Without Walls: A Possible History of the Present
In 1964, McLuhan described the advent of the telephone as “speech without walls”, the phonograph as a “music hall without walls”, the photograph as a “museum without walls” and electric light as “space without walls”. Similarly, he described film, radio and television as “classroom[s] without walls”. More presciently still, he would describe the emergence of electricity as a form of technology which was particular and world-changing in its own right insofar as it was “directly related to our central nervous systems”. (See M. McLuhan, Understanding Media, 1964 as cited in P. Benedetti & N. Dehart (eds) On McLuhan (Toronto: Prentice Hall Canada, 1996 at 102, 180, 184). He then warned, against any further handing over of common speech to a privatized and for-profit media. In this way, he foresaw both the coming of the digital commons and its rapid privatization in the passage from the twentieth to the twenty-first century in so called “Big Data” monopolies like Google, Facebook and Twitter. He also foresaw some of the core weaknesses which have manifest themselves in the liberal system of politics, the sovereignty and the state.

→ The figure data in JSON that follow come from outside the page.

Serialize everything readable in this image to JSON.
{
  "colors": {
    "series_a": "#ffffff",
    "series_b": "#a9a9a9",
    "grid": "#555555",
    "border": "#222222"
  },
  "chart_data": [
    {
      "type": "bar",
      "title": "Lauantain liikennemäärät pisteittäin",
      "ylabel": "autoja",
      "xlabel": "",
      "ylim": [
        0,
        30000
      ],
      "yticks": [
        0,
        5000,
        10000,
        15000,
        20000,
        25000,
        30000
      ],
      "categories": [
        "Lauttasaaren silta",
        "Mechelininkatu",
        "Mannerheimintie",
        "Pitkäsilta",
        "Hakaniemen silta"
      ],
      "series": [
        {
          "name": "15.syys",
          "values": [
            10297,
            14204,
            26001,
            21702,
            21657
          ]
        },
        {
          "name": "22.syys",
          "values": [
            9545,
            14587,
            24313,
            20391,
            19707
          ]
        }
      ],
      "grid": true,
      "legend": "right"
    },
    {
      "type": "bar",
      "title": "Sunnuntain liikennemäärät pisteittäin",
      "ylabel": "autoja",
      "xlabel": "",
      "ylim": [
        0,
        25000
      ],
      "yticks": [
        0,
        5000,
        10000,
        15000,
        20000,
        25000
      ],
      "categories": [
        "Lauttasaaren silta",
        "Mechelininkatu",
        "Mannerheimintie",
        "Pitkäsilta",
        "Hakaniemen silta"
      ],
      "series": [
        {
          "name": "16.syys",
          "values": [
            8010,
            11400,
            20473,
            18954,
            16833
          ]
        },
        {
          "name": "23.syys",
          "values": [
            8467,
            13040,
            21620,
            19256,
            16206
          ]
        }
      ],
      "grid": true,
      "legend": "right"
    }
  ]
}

The proposed paper focuses specifically on the way in which McLuhan tied what he imagined to be the progressive technological destruction of walls to a developing crisis in the heart of western liberalism itself. McLuhan critiqued, rather than praised, the concept of progress which lies at the heart of the liberal form of political and legal theory in western modernity and suggested that a new electronic mode of production was itself challenge to the presumption of progress. It is in this sense that McLuhan insisted upon himself as theorist of the present rather than as a historian or a futurist. He understood the present to be everything one needed to understand both. Hence, a radical refusal of linear time or teleology like many critical left thinkers in the twentieth century. Also, not a classical liberal:
“When you hear the word progress, you know you are dealing with a 19th century mind. Progress literally stopped with electricity because we now have everything at once. You don’t move on from one thing at a time to the next thing. There is no more history; it’s all here. There isn’t any part of the past that isn’t with us thanks to electricity. But, it’s not thanks to print, it’s not thanks to photography, its thanks to electricity. Speed, huge speed-up, means there’s no more past. Now, there is no more history.” (Ideas, CBC Radio, 1969 as cited by P. Pnedetti & N. Dehan eds).

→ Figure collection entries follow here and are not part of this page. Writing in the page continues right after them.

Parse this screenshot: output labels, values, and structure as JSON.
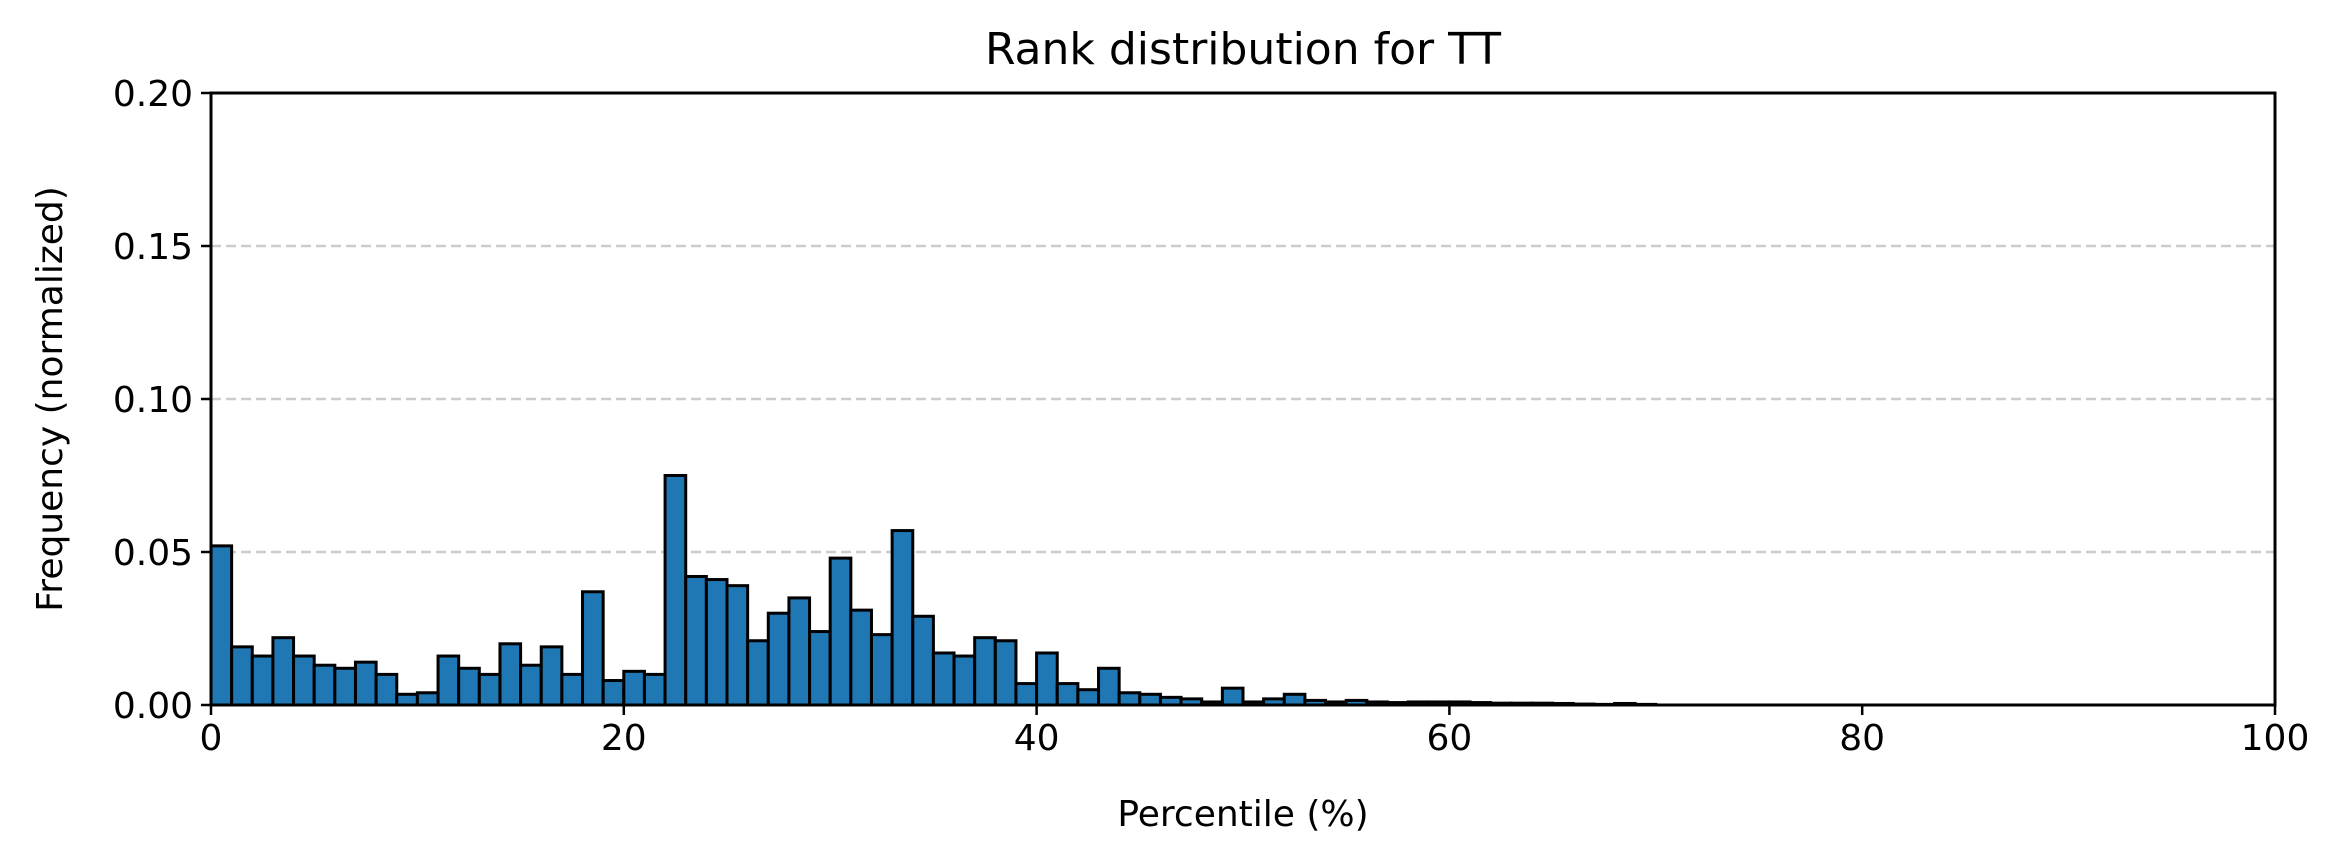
{
  "chart_data": {
    "type": "bar",
    "title": "Rank distribution for TT",
    "xlabel": "Percentile (%)",
    "ylabel": "Frequency (normalized)",
    "xlim": [
      0,
      100
    ],
    "ylim": [
      0,
      0.2
    ],
    "xticks": [
      0,
      20,
      40,
      60,
      80,
      100
    ],
    "xtick_labels": [
      "0",
      "20",
      "40",
      "60",
      "80",
      "100"
    ],
    "yticks": [
      0,
      0.05,
      0.1,
      0.15,
      0.2
    ],
    "ytick_labels": [
      "0.00",
      "0.05",
      "0.10",
      "0.15",
      "0.20"
    ],
    "grid": "y-dashed",
    "bin_width": 1,
    "bin_starts": [
      0,
      1,
      2,
      3,
      4,
      5,
      6,
      7,
      8,
      9,
      10,
      11,
      12,
      13,
      14,
      15,
      16,
      17,
      18,
      19,
      20,
      21,
      22,
      23,
      24,
      25,
      26,
      27,
      28,
      29,
      30,
      31,
      32,
      33,
      34,
      35,
      36,
      37,
      38,
      39,
      40,
      41,
      42,
      43,
      44,
      45,
      46,
      47,
      48,
      49,
      50,
      51,
      52,
      53,
      54,
      55,
      56,
      57,
      58,
      59,
      60,
      61,
      62,
      63,
      64,
      65,
      66,
      67,
      68,
      69,
      70,
      71,
      72,
      73,
      74,
      75,
      76,
      77,
      78,
      79,
      80,
      81,
      82,
      83,
      84,
      85,
      86,
      87,
      88,
      89,
      90,
      91,
      92,
      93,
      94,
      95,
      96,
      97,
      98,
      99
    ],
    "values": [
      0.052,
      0.019,
      0.016,
      0.022,
      0.016,
      0.013,
      0.012,
      0.014,
      0.01,
      0.0035,
      0.004,
      0.016,
      0.012,
      0.01,
      0.02,
      0.013,
      0.019,
      0.01,
      0.037,
      0.008,
      0.011,
      0.01,
      0.075,
      0.042,
      0.041,
      0.039,
      0.021,
      0.03,
      0.035,
      0.024,
      0.048,
      0.031,
      0.023,
      0.057,
      0.029,
      0.017,
      0.016,
      0.022,
      0.021,
      0.007,
      0.017,
      0.007,
      0.005,
      0.012,
      0.004,
      0.0035,
      0.0025,
      0.002,
      0.001,
      0.0055,
      0.001,
      0.002,
      0.0035,
      0.0015,
      0.001,
      0.0015,
      0.001,
      0.0008,
      0.001,
      0.001,
      0.001,
      0.0008,
      0.0006,
      0.0006,
      0.0006,
      0.0005,
      0.0003,
      0.0002,
      0.0005,
      0.0002,
      0,
      0,
      0,
      0,
      0,
      0,
      0,
      0,
      0,
      0,
      0,
      0,
      0,
      0,
      0,
      0,
      0,
      0,
      0,
      0,
      0,
      0,
      0,
      0,
      0,
      0,
      0,
      0,
      0,
      0
    ],
    "bar_color": "#1f77b4",
    "edge_color": "#000000",
    "grid_color": "#cccccc"
  }
}
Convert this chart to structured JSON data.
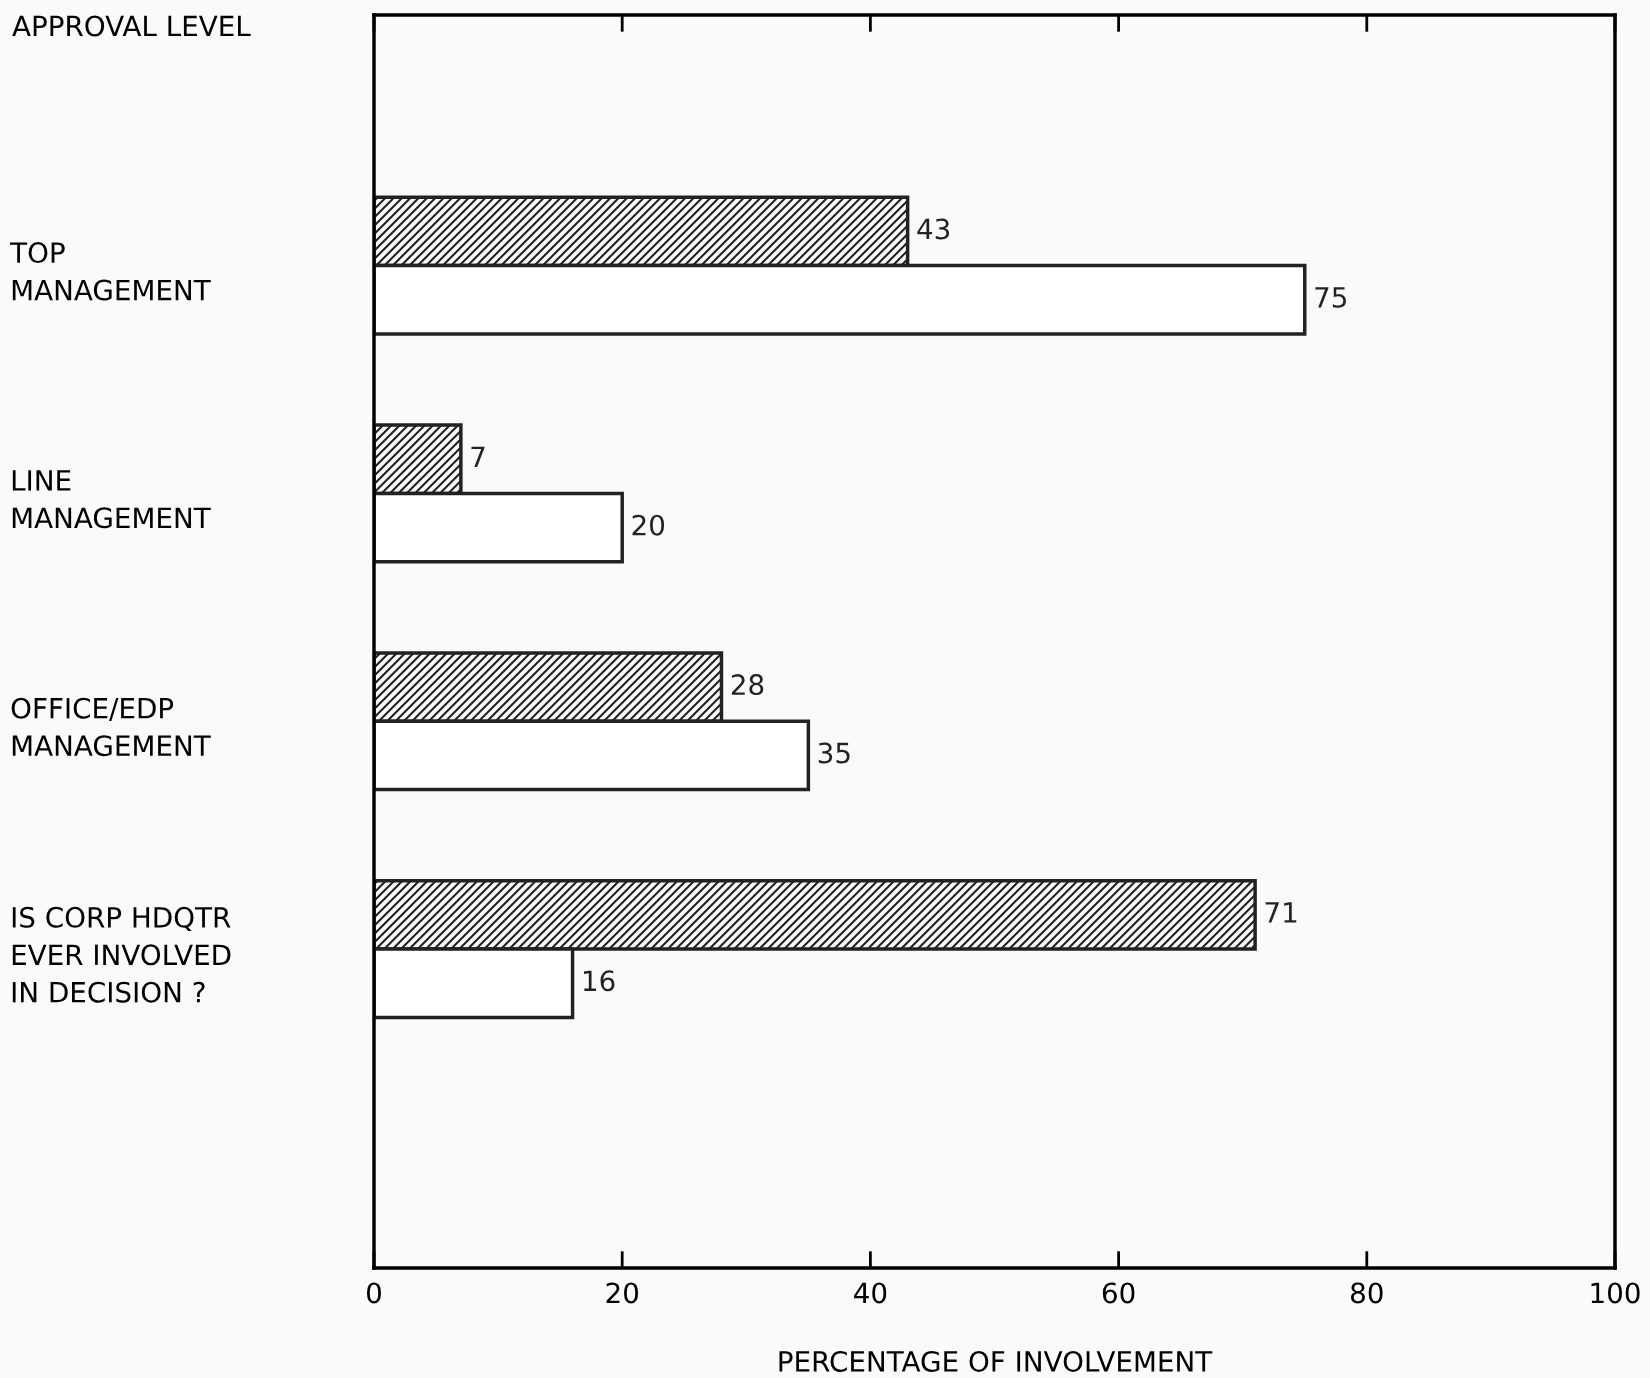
{
  "chart_data": {
    "type": "bar",
    "orientation": "horizontal",
    "ylabel": "APPROVAL LEVEL",
    "xlabel": "PERCENTAGE OF INVOLVEMENT",
    "categories": [
      "TOP\nMANAGEMENT",
      "LINE\nMANAGEMENT",
      "OFFICE/EDP\nMANAGEMENT",
      "IS CORP HDQTR\nEVER INVOLVED\nIN DECISION ?"
    ],
    "series": [
      {
        "color": "#222222",
        "values": [
          43,
          7,
          28,
          71
        ]
      },
      {
        "color": "#ffffff",
        "values": [
          75,
          20,
          35,
          16
        ]
      }
    ],
    "xlim": [
      0,
      100
    ],
    "xticks": [
      0,
      20,
      40,
      60,
      80,
      100
    ],
    "data_labels": true,
    "grid": false,
    "legend": false
  }
}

This is strangely reminiscent of Francis Fukuyama’s famous declaration in his 1992 book, The End of History and The Last Man, political and legal history, at least in the west, was closing with the twentieth century. In other words, that the spread of liberal democracy and the western enlightenment project was assured to utterly consolidate itself in the west and spread throughout the world with the fall of the Berlin Wall, the dissolution of the Soviet Union and the end of the Cold War. Hegel’s telos arrived at. Game over.
The proposed paper begins by asking what McLuhan meant by the idea of communications technology as the destroyer of walls. It also considers how the internet, which had not been conceived in 1969, might embody the de-territorializing and globalizing quality of electronic communications about which McLuhan was so prescient. At the core of the paper will be a comparison with the work of Michael Hardt and Antonio Negri who are equally interested in these phenomena and their relationship to changing forms of labour, including the production of meaning and of affect.
The purpose of the proposed paper is not simply to ask if the internet a classroom, or perhaps a malevolent propaganda machine, without walls. It is clear that it is both, and more, simultaneously. Although it is not usually a formal legal question or normative political question, we must therefore ask how McLuhan might distinguish electronic communications, specifically in terms of the manipulation of affect and of collective subjectivity, from earlier forms of communications? The paper asks these questions outside of behavioral or neuro psychology, both of which admittedly might have much to add, but instead through the lens of legal and political theory. In so doing, the proposed paper addresses emerging twenty-first century conceptualizations of sovereignty, the rule of law and democracy against the backdrop of McLuhan’s theorization of electronic communications as a destroyer of walls.